A mixture of 4a and 5a (40 mg; ~5:1 ratio) was heated with 2,6-lutidine (9 equiv), chlorotriphenylmethane (8 equiv), and p-toluenesulfonic acid (0.66 equiv) in sulfolane at 120–165 °C for 5 h. Upon cooling, a 5a-rich mixture (~74% of 5a) crystallized. The crystals were separated by filtration in 77% yield as a golden solid, mp >260 °C dec. ¹H NMR: δ 8.09 (d, J = 9.3 Hz), 7.35 (d, J = 9.6 Hz), 3.98 (s, 6H), 3.50 (t, J = 6.3 Hz), 3.13 (t, J = 6.3 Hz), 2.16 (quintet, J = 6.3 Hz). ¹³C NMR: δ 22.4 (t), 23.6 (t), 26.9 (t), 56.9 (q), 114.7 (d), 120.7 (s), 122.7 (d), 125.5 (s), 127.2 (s), 128.6 (s), 150.5 (s). MS (m/z): 318 (M⁺, 100), 303 (M⁺ – Me, 55). IR (cm⁻¹): 3066, 3008, 2962, 2839, 1581, 1501, 1385, 1248, 1138, 1109, 1038, 823, 762, 684. Calcd for C₂₂H₂₃O₂ (MH⁺) 319.1698, found 319.1695.

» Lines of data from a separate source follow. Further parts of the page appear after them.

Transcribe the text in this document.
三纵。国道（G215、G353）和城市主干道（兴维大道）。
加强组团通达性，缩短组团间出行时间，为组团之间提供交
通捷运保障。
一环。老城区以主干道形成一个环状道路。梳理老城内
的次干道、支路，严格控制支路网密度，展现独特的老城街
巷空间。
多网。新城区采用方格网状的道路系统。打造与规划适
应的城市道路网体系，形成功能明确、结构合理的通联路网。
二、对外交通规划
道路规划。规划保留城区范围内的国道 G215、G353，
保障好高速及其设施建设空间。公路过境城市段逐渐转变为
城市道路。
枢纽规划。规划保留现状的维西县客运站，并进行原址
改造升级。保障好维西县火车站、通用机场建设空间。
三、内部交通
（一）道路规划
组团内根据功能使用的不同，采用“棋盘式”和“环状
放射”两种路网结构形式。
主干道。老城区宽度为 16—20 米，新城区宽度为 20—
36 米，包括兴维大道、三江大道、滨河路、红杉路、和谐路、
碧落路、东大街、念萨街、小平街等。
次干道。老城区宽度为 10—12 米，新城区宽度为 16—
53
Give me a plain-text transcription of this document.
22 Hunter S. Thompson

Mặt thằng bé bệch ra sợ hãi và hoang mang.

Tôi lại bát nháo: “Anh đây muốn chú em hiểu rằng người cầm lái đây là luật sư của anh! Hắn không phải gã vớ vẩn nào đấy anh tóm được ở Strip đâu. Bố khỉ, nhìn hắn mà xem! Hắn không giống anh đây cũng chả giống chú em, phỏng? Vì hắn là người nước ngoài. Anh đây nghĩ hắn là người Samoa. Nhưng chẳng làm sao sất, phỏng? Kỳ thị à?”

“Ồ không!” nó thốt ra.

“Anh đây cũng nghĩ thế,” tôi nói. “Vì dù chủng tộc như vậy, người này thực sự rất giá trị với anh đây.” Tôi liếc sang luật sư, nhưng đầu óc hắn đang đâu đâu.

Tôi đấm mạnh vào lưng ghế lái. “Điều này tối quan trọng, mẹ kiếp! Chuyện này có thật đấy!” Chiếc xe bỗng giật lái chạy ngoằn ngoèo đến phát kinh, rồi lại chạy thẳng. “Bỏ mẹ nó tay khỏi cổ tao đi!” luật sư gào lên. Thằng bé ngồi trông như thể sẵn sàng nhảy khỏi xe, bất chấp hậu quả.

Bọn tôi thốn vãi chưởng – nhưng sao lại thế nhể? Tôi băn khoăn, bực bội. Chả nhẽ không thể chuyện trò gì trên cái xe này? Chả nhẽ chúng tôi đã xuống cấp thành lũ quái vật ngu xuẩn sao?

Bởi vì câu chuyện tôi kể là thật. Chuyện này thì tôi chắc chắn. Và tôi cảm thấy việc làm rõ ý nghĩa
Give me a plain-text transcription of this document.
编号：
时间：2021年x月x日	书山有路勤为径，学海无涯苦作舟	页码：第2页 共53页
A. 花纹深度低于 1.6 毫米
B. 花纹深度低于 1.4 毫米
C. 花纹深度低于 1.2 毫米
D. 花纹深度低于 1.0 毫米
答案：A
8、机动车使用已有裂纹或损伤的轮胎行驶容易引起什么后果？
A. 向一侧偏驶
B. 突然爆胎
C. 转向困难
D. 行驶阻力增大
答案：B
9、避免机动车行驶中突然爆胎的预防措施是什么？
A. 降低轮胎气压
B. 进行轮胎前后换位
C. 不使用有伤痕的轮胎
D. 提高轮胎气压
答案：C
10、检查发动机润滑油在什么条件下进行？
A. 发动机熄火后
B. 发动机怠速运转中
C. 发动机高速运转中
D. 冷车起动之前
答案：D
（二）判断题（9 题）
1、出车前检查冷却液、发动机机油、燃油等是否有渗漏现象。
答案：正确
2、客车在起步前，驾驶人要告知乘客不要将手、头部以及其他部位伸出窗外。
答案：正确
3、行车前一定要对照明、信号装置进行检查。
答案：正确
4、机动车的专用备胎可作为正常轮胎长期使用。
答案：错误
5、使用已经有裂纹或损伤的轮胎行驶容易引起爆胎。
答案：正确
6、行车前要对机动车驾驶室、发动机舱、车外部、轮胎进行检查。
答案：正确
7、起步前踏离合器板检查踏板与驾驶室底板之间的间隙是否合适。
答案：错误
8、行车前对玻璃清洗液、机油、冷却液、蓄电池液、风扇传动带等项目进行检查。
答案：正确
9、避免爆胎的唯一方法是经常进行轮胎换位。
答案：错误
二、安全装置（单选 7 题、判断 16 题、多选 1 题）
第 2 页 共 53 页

3,9-Dimethoxyperylene (1a)

A mixture of 4a and 5a (350 mg, 1.1 mmol), 10% Pd/C (38 mg), and cyclododecene (0.65 mL, 3.5 mmol) in mesitylene (10 mL) was heated at 150–155 °C overnight under N₂. Product 1a was isolated as a golden solid after workup (257 mg, 75%), mp >300 °C. ¹H NMR (THF-d₈): δ 4.02 (s, 6H), 6.94 (d, 2H, J = 8.3 Hz), 7.40 (dd, 2H, J = 7.6, 8.3 Hz), 7.97 (dd, 2H, J = 1.0, 8.3 Hz), 8.16 (dd, 2H, J = 1.0, 7.4 Hz), 8.17 (d, 2H, J = 8.3 Hz). IR (cm⁻¹): 1583, 1503, 1386, 1250, 1040, 825, 805, 764. MS (m/z): 312 (M⁺, 100), 297 (M⁺ – Me, 96), 282 (M⁺ – 2Me, 40). Calcd for C₂₂H₁₆O₂ (M⁺) 312.1150, found 312.1147.

3,9-Bis(1-octyloxy)perylene (1b)

A mixture of 4b and 5b (461 mg, 0.89 mmol), 5% Pd/C (53 mg), and cyclododecene (0.86 mL, 4.46 mmol) in mesitylene (13.5 mL) was refluxed under N₂ for 5 h. Product 1b was isolated as a bright yellow solid after workup (410 mg, 90%), mp 219–220 °C. ¹H NMR: δ 0.95–0.85 (m, 6H), 1.46–1.21 (m, 16H), 1.64–1.50 (m, 4H), 6.84 (d, 2H, J = 8.6 Hz), 7.44 (t, 2H, J = 7.7 Hz), 8.12–8.01 (m, 6H). Due to its low solubility at room temperature, it was necessary to acquire the ¹³C NMR spectrum of 1b at 47 °C. Additional peaks beyond the 18 expected were seen, which suggest the formation of isomeric π-stacked dimers. ¹³C NMR: δ 14.0, 22.7, 26.3, 29.27, 29.38, 29.43, 31.9, 68.4, 77.1, 105.84, 105.87, 119.5 (br), 120.3 (br), 120.6 (br), 124.1, 125.9 (br), 126.0 (br), 126.8, 129.4, 131.6, 154.8. UV (hexanes, nm): 457, 428, 404. IR (cm⁻¹): 3062, 2924, 2582, 1582, 1503, 1467, 1380, 1252. MS (APCI): m/z 508 (M⁺). Elemental Anal. Calcd for C₃₆H₄₄O₂: C, 84.99; H, 8.72. Found: C, 85.12; H, 8.81.